Oui, très différent. Travailler avec Philip et Alison a été une affaire très, très personnelle. C’était tendu, j’avais vingt-quatre ans et aucune idée de ce que j’allais pouvoir faire de ma vie. Je sentais depuis toujours que j’avais quelque chose à donner, sans savoir quoi. La guitare et l’écriture ont catalysé ça, mais j’avais cet énorme problème : j’étais persuadé que jamais, jamais, nous n’aurions le moindre succès. Il fallait pourtant que je tente ce coup perdu d’avance, c’était effrayant, comme un naufragé au milieu de la mer, en pleine tempête, persuadé qu’il va mourir mais apercevant au loin une île : il faut tout donner en sachant que tu n’y arriveras pas. Dans ma famille, nous ne parlions jamais des choses qui importaient vraiment. C’était une loi tacite, un grand tabou – on ne communiquait pas. Philip et Alison, de fait, n’étaient absolument pas au courant de ma réalité. Je sentais que j’allais devoir fournir un effort extraordinaire, d’autant que je n’étais qu’un débutant n’ayant jamais écrit une ligne potable. Et incapable, avec mes trois ans de guitare en autodidacte, d’inventer grand-chose qui sorte des lieux communs.

Au-delà des difficultés de communication, le lien fraternel a-t-il été décisif ?

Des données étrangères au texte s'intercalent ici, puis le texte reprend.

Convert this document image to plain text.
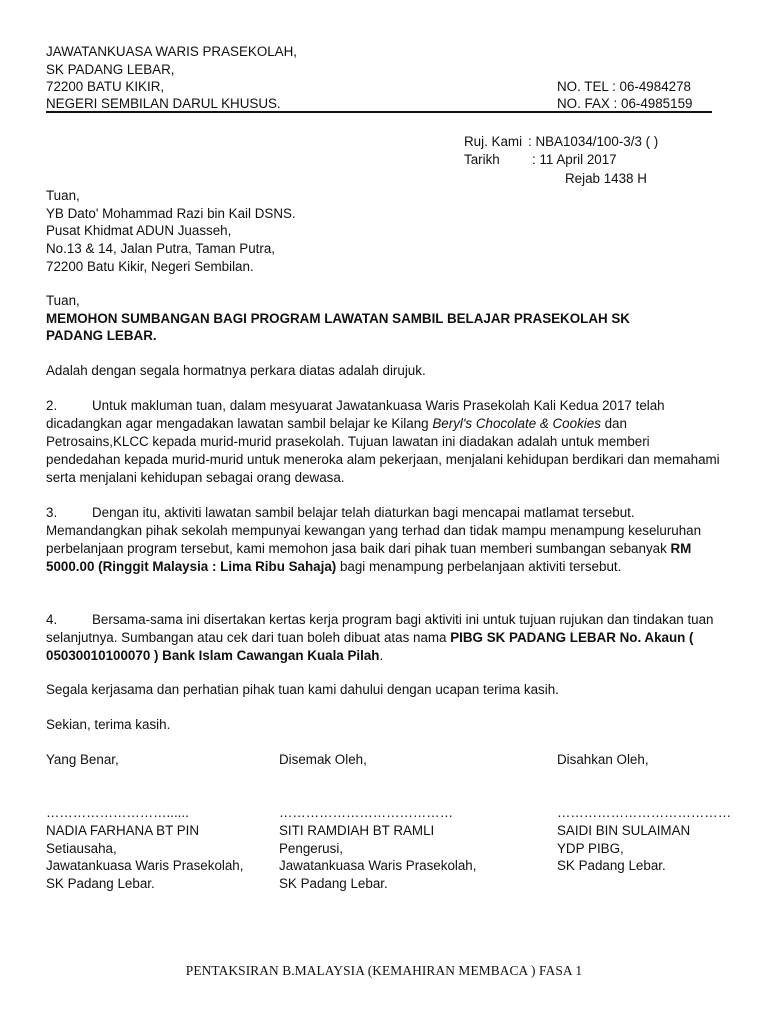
JAWATANKUASA WARIS PRASEKOLAH,
SK PADANG LEBAR,
72200 BATU KIKIR,
NEGERI SEMBILAN DARUL KHUSUS.
NO. TEL : 06-4984278
NO. FAX : 06-4985159
Ruj. Kami : NBA1034/100-3/3 ( )
Tarikh : 11 April 2017
Rejab 1438 H
Tuan,
YB Dato' Mohammad Razi bin Kail DSNS.
Pusat Khidmat ADUN Juasseh,
No.13 & 14, Jalan Putra, Taman Putra,
72200 Batu Kikir, Negeri Sembilan.
Tuan,
MEMOHON SUMBANGAN BAGI PROGRAM LAWATAN SAMBIL BELAJAR PRASEKOLAH SK
PADANG LEBAR.
Adalah dengan segala hormatnya perkara diatas adalah dirujuk.
2.	Untuk makluman tuan, dalam mesyuarat Jawatankuasa Waris Prasekolah Kali Kedua 2017 telah dicadangkan agar mengadakan lawatan sambil belajar ke Kilang Beryl's Chocolate & Cookies dan Petrosains,KLCC kepada murid-murid prasekolah. Tujuan lawatan ini diadakan adalah untuk memberi pendedahan kepada murid-murid untuk meneroka alam pekerjaan, menjalani kehidupan berdikari dan memahami serta menjalani kehidupan sebagai orang dewasa.
3.	Dengan itu, aktiviti lawatan sambil belajar telah diaturkan bagi mencapai matlamat tersebut. Memandangkan pihak sekolah mempunyai kewangan yang terhad dan tidak mampu menampung keseluruhan perbelanjaan program tersebut, kami memohon jasa baik dari pihak tuan memberi sumbangan sebanyak RM 5000.00 (Ringgit Malaysia : Lima Ribu Sahaja) bagi menampung perbelanjaan aktiviti tersebut.
4.	Bersama-sama ini disertakan kertas kerja program bagi aktiviti ini untuk tujuan rujukan dan tindakan tuan selanjutnya. Sumbangan atau cek dari tuan boleh dibuat atas nama PIBG SK PADANG LEBAR No. Akaun ( 05030010100070 ) Bank Islam Cawangan Kuala Pilah.
Segala kerjasama dan perhatian pihak tuan kami dahului dengan ucapan terima kasih.
Sekian, terima kasih.
Yang Benar,
………………………......
NADIA FARHANA BT PIN
Setiausaha,
Jawatankuasa Waris Prasekolah,
SK Padang Lebar.
Disemak Oleh,
…………………………………
SITI RAMDIAH BT RAMLI
Pengerusi,
Jawatankuasa Waris Prasekolah,
SK Padang Lebar.
Disahkan Oleh,
…………………………………
SAIDI BIN SULAIMAN
YDP PIBG,
SK Padang Lebar.
PENTAKSIRAN B.MALAYSIA (KEMAHIRAN MEMBACA ) FASA 1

Au milieu de tout ça, mon frère Phil a été d’une aide précieuse grâce à notre connexion innée. Musicalement, on se comprenait. Son rôle a été bien plus important que ne le laissent entendre les crédits sur la pochette. C’est lui qui, toujours, avait le dernier mot sur la décision d’inclure ou non une chanson. Le répertoire de Young Marble Giants est rempli de chansons jamais faites car Phil les a écartées. C’était notre arbitre des élégances, le garant de notre goût. Par ailleurs, nous étions tous deux d’accord sur la formule magique : mettre de côté toutes les conventions installées, pour s’en tenir à notre minimalisme. Des chansons très calmes, très mélodiques et très courtes. Et la nécessité du fun : nous nous devions d’intégrer ce qui nous faisait rire.

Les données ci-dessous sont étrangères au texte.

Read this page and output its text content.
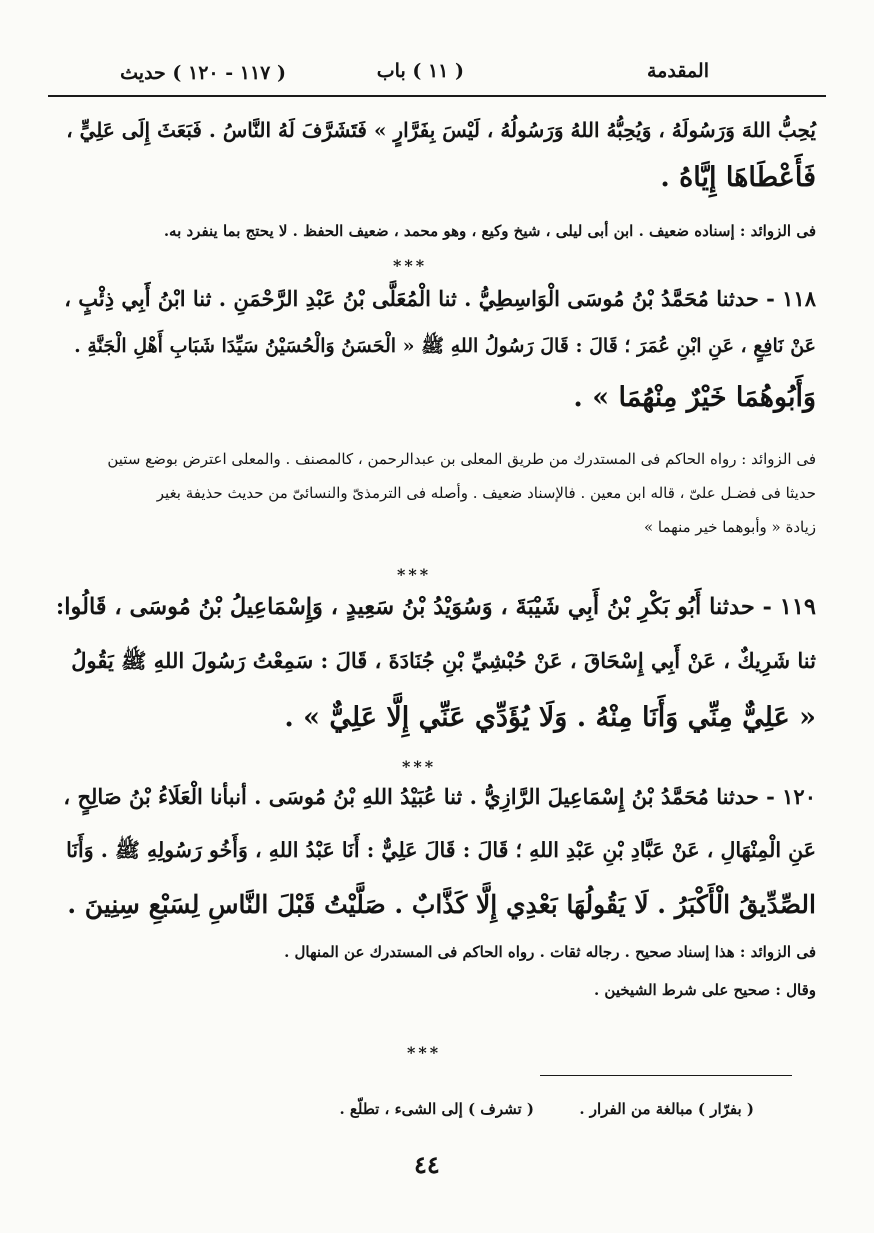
المقدمة
( ١١ ) باب
( ١١٧ - ١٢٠ ) حديث
يُحِبُّ اللهَ وَرَسُولَهُ ، وَيُحِبُّهُ اللهُ وَرَسُولُهُ ، لَيْسَ بِفَرَّارٍ » فَتَشَرَّفَ لَهُ النَّاسُ . فَبَعَثَ إِلَى عَلِيٍّ ،
فَأَعْطَاهَا إِيَّاهُ .
فى الزوائد : إسناده ضعيف . ابن أبى ليلى ، شيخ وكيع ، وهو محمد ، ضعيف الحفظ . لا يحتج بما ينفرد به.
***
١١٨ - حدثنا مُحَمَّدُ بْنُ مُوسَى الْوَاسِطِيُّ . ثنا الْمُعَلَّى بْنُ عَبْدِ الرَّحْمَنِ . ثنا ابْنُ أَبِي ذِئْبٍ ،
عَنْ نَافِعٍ ، عَنِ ابْنِ عُمَرَ ؛ قَالَ : قَالَ رَسُولُ اللهِ ﷺ « الْحَسَنُ وَالْحُسَيْنُ سَيِّدَا شَبَابِ أَهْلِ الْجَنَّةِ .
وَأَبُوهُمَا خَيْرٌ مِنْهُمَا » .
فى الزوائد : رواه الحاكم فى المستدرك من طريق المعلى بن عبدالرحمن ، كالمصنف . والمعلى اعترض بوضع ستين
حديثا فى فضـل علىّ ، قاله ابن معين . فالإسناد ضعيف . وأصله فى الترمذىّ والنسائىّ من حديث حذيفة بغير
زيادة « وأبوهما خير منهما »
***
١١٩ - حدثنا أَبُو بَكْرِ بْنُ أَبِي شَيْبَةَ ، وَسُوَيْدُ بْنُ سَعِيدٍ ، وَإِسْمَاعِيلُ بْنُ مُوسَى ، قَالُوا:
ثنا شَرِيكٌ ، عَنْ أَبِي إِسْحَاقَ ، عَنْ حُبْشِيِّ بْنِ جُنَادَةَ ، قَالَ : سَمِعْتُ رَسُولَ اللهِ ﷺ يَقُولُ
« عَلِيٌّ مِنِّي وَأَنَا مِنْهُ . وَلَا يُؤَدِّي عَنِّي إِلَّا عَلِيٌّ » .
***
١٢٠ - حدثنا مُحَمَّدُ بْنُ إِسْمَاعِيلَ الرَّازِيُّ . ثنا عُبَيْدُ اللهِ بْنُ مُوسَى . أنبأنا الْعَلَاءُ بْنُ صَالِحٍ ،
عَنِ الْمِنْهَالِ ، عَنْ عَبَّادِ بْنِ عَبْدِ اللهِ ؛ قَالَ : قَالَ عَلِيٌّ : أَنَا عَبْدُ اللهِ ، وَأَخُو رَسُولِهِ ﷺ . وَأَنَا
الصِّدِّيقُ الْأَكْبَرُ . لَا يَقُولُهَا بَعْدِي إِلَّا كَذَّابٌ . صَلَّيْتُ قَبْلَ النَّاسِ لِسَبْعِ سِنِينَ .
فى الزوائد : هذا إسناد صحيح . رجاله ثقات . رواه الحاكم فى المستدرك عن المنهال .
وقال : صحيح على شرط الشيخين .
***
( بفرّار ) مبالغة من الفرار .
( تشرف ) إلى الشىء ، تطلّع .
٤٤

Comment avez-vous fini par donner une forme à ces intentions ?

Je me disais que j’écrivais pour un groupe imaginaire et brillant, celui que j’aurais absolument eu envie d’écouter. Quel genre de chansons ce groupe de rêve pourrait bien enregistrer ? C’était que je devais écrire. Je ne voulais pas perdre de temps – rappelez-vous, pour moi ça ne pouvait pas marcher. J’avais un plan B, qui consistait à partir vivre à Berlin, mais c’était complètement flou. Au moins, nous étions à l’aise avec notre musique. Alors quand le groupe s’est effondré, tout cela a glissé vers le total néant, sur le plan créatif comme personnel. J’ai ressenti un grand vide. Pour la première fois, je me retrouvais sans aucun entourage. J’ai eu un grave accident de moto, une jambe cassée et un an d’immobilité.

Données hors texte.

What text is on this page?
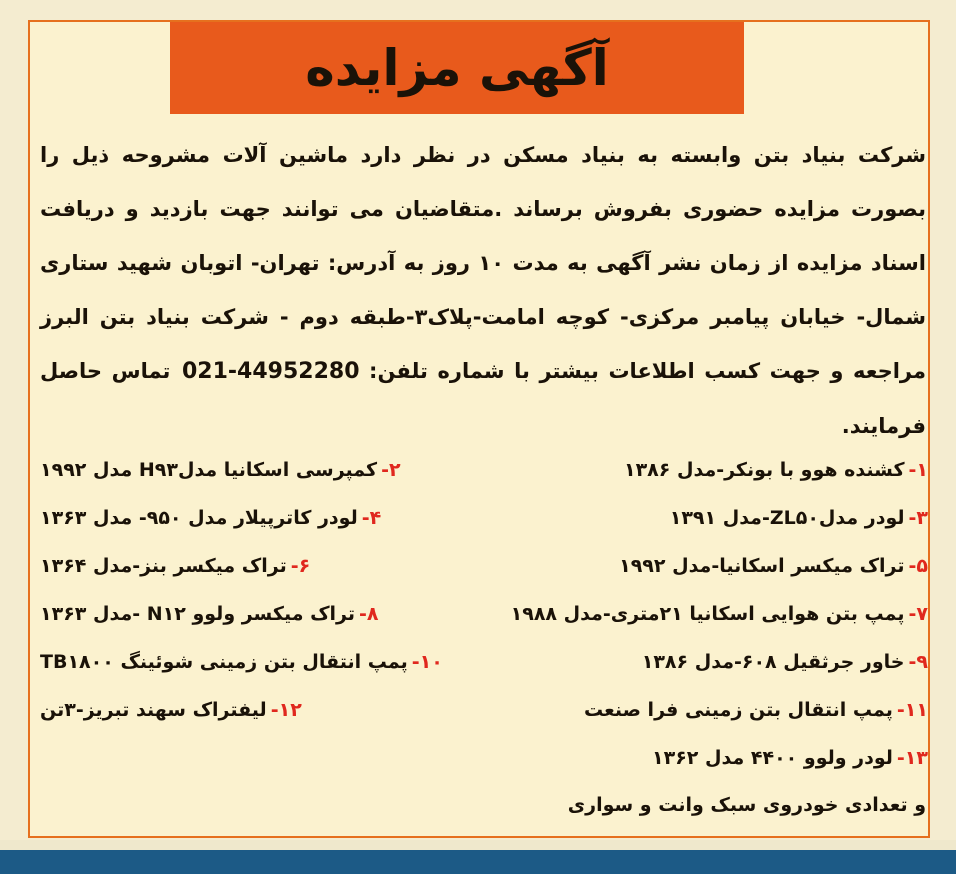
آگهی مزایده
شرکت بنیاد بتن وابسته به بنیاد مسکن در نظر دارد ماشین آلات مشروحه ذیل را بصورت مزایده حضوری بفروش برساند .متقاضیان می توانند جهت بازدید و دریافت اسناد مزایده از زمان نشر آگهی به مدت ۱۰ روز به آدرس: تهران- اتوبان شهید ستاری شمال- خیابان پیامبر مرکزی- کوچه امامت-پلاک۳-طبقه دوم - شرکت بنیاد بتن البرز مراجعه و جهت کسب اطلاعات بیشتر با شماره تلفن: 021-44952280 تماس حاصل فرمایند.
۱-
کشنده هوو با بونکر-مدل ۱۳۸۶
۲-
کمپرسی اسکانیا مدلH۹۳ مدل ۱۹۹۲
۳-
لودر مدلZL۵۰-مدل ۱۳۹۱
۴-
لودر کاترپیلار مدل ۹۵۰- مدل ۱۳۶۳
۵-
تراک میکسر اسکانیا-مدل ۱۹۹۲
۶-
تراک میکسر بنز-مدل ۱۳۶۴
۷-
پمپ بتن هوایی اسکانیا ۲۱متری-مدل ۱۹۸۸
۸-
تراک میکسر ولوو N۱۲ -مدل ۱۳۶۳
۹-
خاور جرثقیل ۶۰۸-مدل ۱۳۸۶
۱۰-
پمپ انتقال بتن زمینی شوئینگ TB۱۸۰۰
۱۱-
پمپ انتقال بتن زمینی فرا صنعت
۱۲-
لیفتراک سهند تبریز-۳تن
۱۳-
لودر ولوو ۴۴۰۰ مدل ۱۳۶۲
و تعدادی خودروی سبک وانت و سواری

Un épisode charnière que vous avez en commun avec Bob Dylan !

C’est vrai ! Chez moi, ça a donné naissance au projet The Gist, même si je l’avais en germe depuis longtemps. J’y pensais déjà en 1979. J’en ai parlé avec Geoff Travis de Rough Trade qui avait une confiance hallucinante en moi, et qui m’a donné le feu vert. A ce moment-là, je n’avais aucune idée de ce que ça allait donner. Le single This is Love, ce n’est qu’une fois devant le fait accompli que j’ai vu que ça tenait la route..  

Pour en revenir à cette “île” au loin dont vous parliez : avez-vous eu à l’époque la sensation de l’atteindre, finalement ?

Je peux répondre de façon très précise. Dans la soirée qui a suivi notre départ du studio, après cinq jours d’enregistrement, nous étions en voiture avec Phil. Je me suis tourné vers lui en disant “ça y est, c’est fait”. Il m’a simplement répondu “oui”. Nous ne parlions pas entre nous, mais nous étions silencieusement d’accord pour dire que nous avions atteint notre objectif. J’avais dit ça comme une réalisation soudaine, et il ressentait la même chose.

Vous alliez ensuite devoir vous confronter au live.

Phil et Alison n’aimaient pas la scène – Alison avait terriblement le trac, quant à Phil… eh bien c’est un bassiste ! (rires) Bref, à ce moment-là, nous n’envisagions pas particulièrement de tourner. Mais voilà ce qui allait arriver : sept mois fulgurants, des critiques incroyables et le nom de notre groupe en tête d’affiche, à Cardiff, à Londres, puis dans tout le Royaume-Uni, puis en Europe, et enfin en Amérique. Bang, bang, bang, toutes ces interviews, cette attention fixée sur nous. C’est une histoire classique : nous n’étions tout simplement pas prêts pour ça. Aucun de nous n’avait la moindre idée de comment réagir.

 

Phil et Alison, en couple, étaient en pleine séparation, de mon côté j’étais avec Wendy Smith dans une relation bancale, en pointillé… à la fin de notre set new-yorkais, j’ai lancé un truc du genre “voilà c’est notre dernier concert” – ça aussi, c’est sorti tout seul. On se sentait tous assez mal, c’est tellement étrange quand on mène une vie normale d’avoir d’un coup les regards braqués sur vous, ces gens qui, parce qu’ils vous en vu en photo, croient vous connaître sans rien savoir. Ça conduit à la schizophrénie.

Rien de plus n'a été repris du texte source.